Sport activity progression is initiated at 3–4 months, and return to sport is allowed at 6–8 months post-op.

Reported outcomes of UCL surgery are generally favorable, and in the largest study to date, 83 % of 743 athletes were able to return to a previous or higher level of competition [52]. The most common complications are (often temporary) ulnar or medial antebrachial nerve dysfunction, stiffness, medial epicondyle fracture, and nonspecific elbow pain.

29.8 Treatment of LCL Lesions

After a simple elbow dislocation, most LCL injuries do not require surgical treatment. They are managed initially by splinting with the forearm in pronation to maximize stability. Graduated range of motion exercises are introduced over the first 6 weeks, and in most cases, the torn LUCL will heal and stability will be restored.

Recurrent PLRI after physiotherapy and bracing can require surgical reconstruction using autografts or allograft tendons.

Nestor et al. [53] described in 1992 LUCL reconstruction.

The LUCL is fixed at the origin of the LCL near the tip of the lateral epicondyle and attached to the supinator crest of the ulna.

Many methods of fixation have been described involving multiple osseous tunnels in the humerus and ulna. The grafts are tensioned with the forearm pronated at 30/40° of flexion.

Anterior and posterior lateral capsules can also be imbricated if further stability is required.

Savoie et al. have also described an arthroscopic plication of the posterolateral ligamentous complex with good results [54].

Postoperatively, protocols are based on brace, avoiding terminal 30° of extension for the first 6 weeks.

Sport activity is allowed 6 months after surgery [55].

A largest series of patients reported by Sanchez-Sotelo J et al. [56] showed 86 % of 44 patients had a satisfactory outcome after LUCL reconstruction or repair.

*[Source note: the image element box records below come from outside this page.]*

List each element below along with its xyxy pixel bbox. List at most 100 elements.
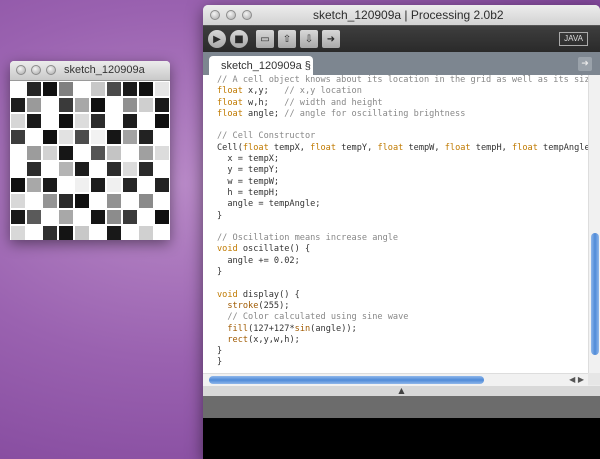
grid-cell: [74, 177, 90, 193]
code-line[interactable]: void oscillate() {: [203, 244, 588, 255]
export-button[interactable]: ➜: [322, 30, 340, 48]
grid-cell: [58, 209, 74, 225]
sketch-window: sketch_120909a: [10, 61, 170, 240]
scroll-arrows[interactable]: ◀ ▶: [569, 374, 584, 386]
zoom-icon[interactable]: [46, 65, 56, 75]
close-icon[interactable]: [210, 10, 220, 20]
grid-cell: [138, 177, 154, 193]
grid-cell: [74, 225, 90, 240]
scroll-corner: [588, 373, 600, 385]
code-line[interactable]: float w,h; // width and height: [203, 98, 588, 109]
grid-cell: [26, 193, 42, 209]
grid-cell: [154, 161, 170, 177]
grid-cell: [154, 129, 170, 145]
grid-cell: [106, 81, 122, 97]
grid-cell: [138, 129, 154, 145]
grid-cell: [42, 177, 58, 193]
code-editor[interactable]: // A cell object knows about its locatio…: [203, 75, 588, 373]
grid-cell: [10, 161, 26, 177]
stop-button[interactable]: ■: [230, 30, 248, 48]
sketch-titlebar[interactable]: sketch_120909a: [10, 61, 170, 81]
open-button[interactable]: ⇧: [278, 30, 296, 48]
sketch-canvas[interactable]: [10, 81, 170, 240]
code-line[interactable]: // Cell Constructor: [203, 131, 588, 142]
grid-cell: [58, 113, 74, 129]
grid-cell: [58, 161, 74, 177]
save-arrow-icon: ⇩: [304, 33, 314, 45]
scroll-left-icon[interactable]: ◀: [569, 375, 575, 384]
code-line[interactable]: rect(x,y,w,h);: [203, 335, 588, 346]
minimize-icon[interactable]: [226, 10, 236, 20]
grid-cell: [122, 177, 138, 193]
close-icon[interactable]: [16, 65, 26, 75]
code-line[interactable]: angle = tempAngle;: [203, 199, 588, 210]
code-line[interactable]: // Color calculated using sine wave: [203, 312, 588, 323]
code-line[interactable]: float angle; // angle for oscillating br…: [203, 109, 588, 120]
grid-cell: [122, 225, 138, 240]
code-line[interactable]: fill(127+127*sin(angle));: [203, 324, 588, 335]
code-line[interactable]: }: [203, 267, 588, 278]
code-line[interactable]: h = tempH;: [203, 188, 588, 199]
grid-cell: [42, 161, 58, 177]
code-line[interactable]: x = tempX;: [203, 154, 588, 165]
grid-cell: [74, 81, 90, 97]
code-line[interactable]: }: [203, 346, 588, 357]
grid-cell: [42, 145, 58, 161]
console-area[interactable]: [203, 418, 600, 459]
code-line[interactable]: [203, 222, 588, 233]
grid-cell: [138, 113, 154, 129]
arrow-right-icon: ➜: [581, 59, 589, 69]
scroll-right-icon[interactable]: ▶: [578, 375, 584, 384]
save-button[interactable]: ⇩: [300, 30, 318, 48]
grid-cell: [26, 81, 42, 97]
grid-cell: [10, 81, 26, 97]
code-line[interactable]: Cell(float tempX, float tempY, float tem…: [203, 143, 588, 154]
tab-sketch[interactable]: sketch_120909a §: [209, 56, 313, 76]
mode-selector[interactable]: JAVA: [559, 32, 588, 46]
grid-cell: [154, 145, 170, 161]
grid-cell: [26, 225, 42, 240]
grid-cell: [90, 129, 106, 145]
grid-cell: [138, 145, 154, 161]
tab-menu-button[interactable]: ➜: [578, 57, 592, 71]
code-line[interactable]: }: [203, 211, 588, 222]
run-button[interactable]: ▶: [208, 30, 226, 48]
grid-cell: [154, 97, 170, 113]
code-line[interactable]: stroke(255);: [203, 301, 588, 312]
horizontal-scrollbar[interactable]: ◀ ▶: [203, 373, 588, 386]
code-line[interactable]: [203, 120, 588, 131]
grid-cell: [42, 81, 58, 97]
grid-cell: [42, 97, 58, 113]
horizontal-scroll-thumb[interactable]: [209, 376, 484, 384]
message-area: [203, 396, 600, 418]
code-line[interactable]: }: [203, 357, 588, 368]
console-splitter[interactable]: ▲: [203, 386, 600, 396]
grid-cell: [26, 97, 42, 113]
new-button[interactable]: ▭: [256, 30, 274, 48]
grid-cell: [90, 177, 106, 193]
code-line[interactable]: // A cell object knows about its locatio…: [203, 75, 588, 86]
grid-cell: [42, 113, 58, 129]
zoom-icon[interactable]: [242, 10, 252, 20]
grid-cell: [10, 193, 26, 209]
new-file-icon: ▭: [260, 33, 270, 45]
code-line[interactable]: y = tempY;: [203, 165, 588, 176]
grid-cell: [90, 209, 106, 225]
code-line[interactable]: angle += 0.02;: [203, 256, 588, 267]
code-line[interactable]: w = tempW;: [203, 177, 588, 188]
code-line[interactable]: // Oscillation means increase angle: [203, 233, 588, 244]
grid-cell: [26, 177, 42, 193]
code-line[interactable]: [203, 278, 588, 289]
vertical-scroll-thumb[interactable]: [591, 233, 599, 355]
ide-titlebar[interactable]: sketch_120909a | Processing 2.0b2: [203, 5, 600, 25]
code-line[interactable]: void display() {: [203, 290, 588, 301]
code-line[interactable]: float x,y; // x,y location: [203, 86, 588, 97]
grid-cell: [122, 113, 138, 129]
minimize-icon[interactable]: [31, 65, 41, 75]
grid-cell: [10, 145, 26, 161]
window-controls: [210, 10, 252, 20]
ide-window-title: sketch_120909a | Processing 2.0b2: [313, 8, 504, 22]
vertical-scrollbar[interactable]: [588, 75, 600, 373]
grid-cell: [90, 161, 106, 177]
play-icon: ▶: [213, 33, 221, 45]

Better results were seen in patients with reconstruction using a tendon graft rather than repair.

29.9 Conclusions

Elbow instabilities in athletes comprise a large of spectrum pathologies from medial instabilities in throwing athlete to traumatic posterolateral rotatory instability.

A better comprehension of biomechanical factors and the development of radiological studies allow authors to increase the quality of the diagnosis and the result of surgical treatments.

The poor result of the conservative treatment indicates surgical approach as the treatment of choice in UCL and LCL lesions in athletes.